Comandante do Costa Concordia colocado em prisão domiciliária

O comandante do navio Costa Concordia, Francesco Schettino, foi colocado em prisão domiciliária, após três horas de audiência perante um juiz. Negou ter abandonado o navio quando este encalhou, adornou e começou a meter água. No desastre morreram 11 pessoas e 18 estão desaparecidas.

A prisão domiciliária foi confirmada nesta terça-feira, ao final do dia, pelo advogado de Schettino, Bruno Leporatti. O comandante deverá sair nesta quarta-feira da prisão onde se encontra desde sábado, na vila italiana de Grosseto.

Schettino disse ao juiz do tribunal de Grosseto, onde foi hoje ouvido durante três horas, que "salvou milhares de vidas". O seu advogado, citado pela AFP, explicou que o seu cliente admitiu o seu papel na escolha da rota que levou ao rompimento do casco do navio, por ter chocado com um recife, mas defendeu o seu papel no salvamento de vidas.

O juiz determinou que será um juri a decidir se o comandante do Concordia será ou não acusado de múltiplo homicídio por negligência e por abandono de navio. De acordo com as testemunhas, Schettino tardou em admitir o acidente (minimizou-o mesmo) e pedir ajuda, o que atrasou as equipas de socorro.

Terá mentido, minimizando o acidente em duas ocasiões: primeiro aos passageiros que sentiram o embate, a quem comunicou que se tratava de um problema eléctrico já controlado, depois à capitania de Livorno, que comunicou com o navio alertada por uma passageira assustada; o comandante voltou a dizer ter-se tratado de um "pequeno problema eléctrico".

Schettino, segundo vários testemunhos, abandonou o navio perto da meia noite e meia (o embate com os rochedos da ilha de Giglio ocorreu às 9h30 da noite de sexta-feira), quando havia muita gente a bordo; a retirada dos passageiros da embarcação encalhada e tombada a 90 graus só terminou às seis da manhã. E terá ficado cerca de uma hora no seu barco salva-vidas, parado junto a um rochedo.

O comandante terá encalhado o navio propositadamente para evitar o naufrágio em águas mais profundas, tornando mais difícil a saída dos 4300 passageiros e tripulantes, defendeu o seu advogado, Bruno Leporatti. Uma manobra "lúcida" e "brilhante", defendeu Leporatti.

Do lado da acusação foi explicado que o rasgo de 50 metros num dos lados do casco inundou a casa das máquinas em dez minutos, tornando a nave ingovernável, pelo que, disseram, foi por acaso que o Concordia acabou encalhado a escassos 50 metros da costa e apenas com uma parte submersa.

Mais cinco corpos

As equipas de resgate encontraram hoje mais cinco corpos numa parte submersa da embarcação. Um porta-voz da Guarda Costeira disse aos jornalistas que os corpos estavam na popa e que todos usavam coletes salva-vidas.

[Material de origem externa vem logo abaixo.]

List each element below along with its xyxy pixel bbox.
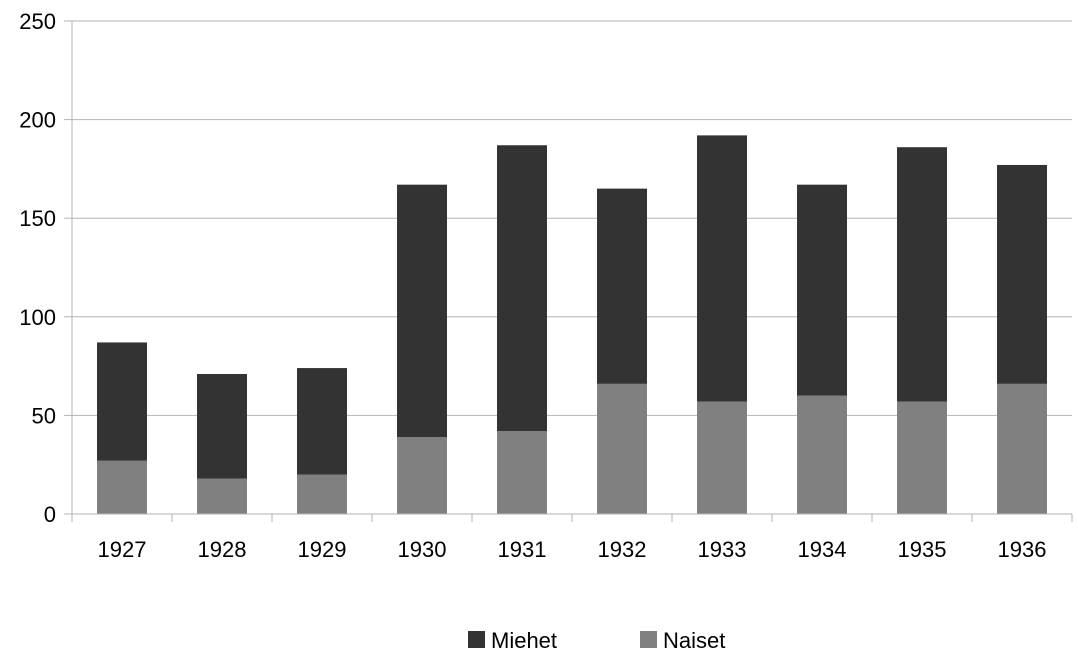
x-tick-label: 1931: [498, 537, 547, 562]
x-tick-label: 1928: [198, 537, 247, 562]
x-tick-label: 1933: [698, 537, 747, 562]
bar-miehet-1927: [97, 342, 147, 461]
bar-naiset-1927: [97, 460, 147, 514]
bar-naiset-1934: [797, 395, 847, 514]
bar-miehet-1932: [597, 188, 647, 384]
x-tick-label: 1934: [798, 537, 847, 562]
legend-swatch-naiset: [640, 631, 657, 648]
bar-naiset-1928: [197, 478, 247, 514]
x-tick-label: 1930: [398, 537, 447, 562]
axes: 0 50 100 150 200 250 1927 1928 1929 1930 1931 1932 1…: [19, 9, 1073, 562]
bar-miehet-1935: [897, 147, 947, 402]
bar-miehet-1929: [297, 368, 347, 475]
x-tick-label: 1929: [298, 537, 347, 562]
y-tick-label: 150: [19, 206, 56, 231]
legend-label-miehet: Miehet: [491, 628, 557, 651]
bar-miehet-1931: [497, 145, 547, 432]
bar-miehet-1930: [397, 184, 447, 438]
legend-swatch-miehet: [468, 631, 485, 648]
bar-naiset-1933: [697, 401, 747, 514]
legend: Miehet Naiset: [468, 628, 725, 653]
bar-naiset-1931: [497, 431, 547, 514]
bar-naiset-1935: [897, 401, 947, 514]
bar-miehet-1933: [697, 135, 747, 402]
bars: [97, 135, 1047, 514]
legend-label-naiset: Naiset: [663, 628, 725, 651]
y-tick-label: 250: [19, 9, 56, 34]
x-tick-label: 1936: [998, 537, 1047, 562]
bar-miehet-1934: [797, 184, 847, 396]
bar-naiset-1930: [397, 437, 447, 514]
y-tick-label: 0: [44, 502, 56, 527]
bar-naiset-1932: [597, 383, 647, 514]
y-tick-label: 50: [32, 403, 56, 428]
bar-naiset-1929: [297, 474, 347, 514]
x-tick-label: 1927: [98, 537, 147, 562]
bar-naiset-1936: [997, 383, 1047, 514]
x-tick-label: 1935: [898, 537, 947, 562]
bar-miehet-1928: [197, 373, 247, 479]
x-tick-label: 1932: [598, 537, 647, 562]
y-tick-label: 200: [19, 108, 56, 133]
bar-miehet-1936: [997, 164, 1047, 384]
y-tick-label: 100: [19, 305, 56, 330]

Na segunda-feira, o presidente da empresa Costa Cruises, proprietária do Costa Concordia, confirmou que um “erro” do comandante esteve na origem do desastre. “A rota foi introduzida correctamente [no sistema de navegação]. O navio saiu de rota apenas devido a uma manobra do comandante. Temos de admitir os factos e não podemos negar que houve erro humano”, disse Luigi Foschi disse, citado pela Reuters. Não adiantou se a empresa tem um sistema de vigilância da rota dos seus navios no mar, que pudesse ter assinalado o desvio.

Até este acidente, fazia parte do espectáculo dos cruzeiros a aproximação à costa (os navios estão construídos para o poderem fazer) para que os passageiros vissem as terras por onde passavam. Em alguns casos, a passagem de um destes navios à noite era motivo de fogo de artifício.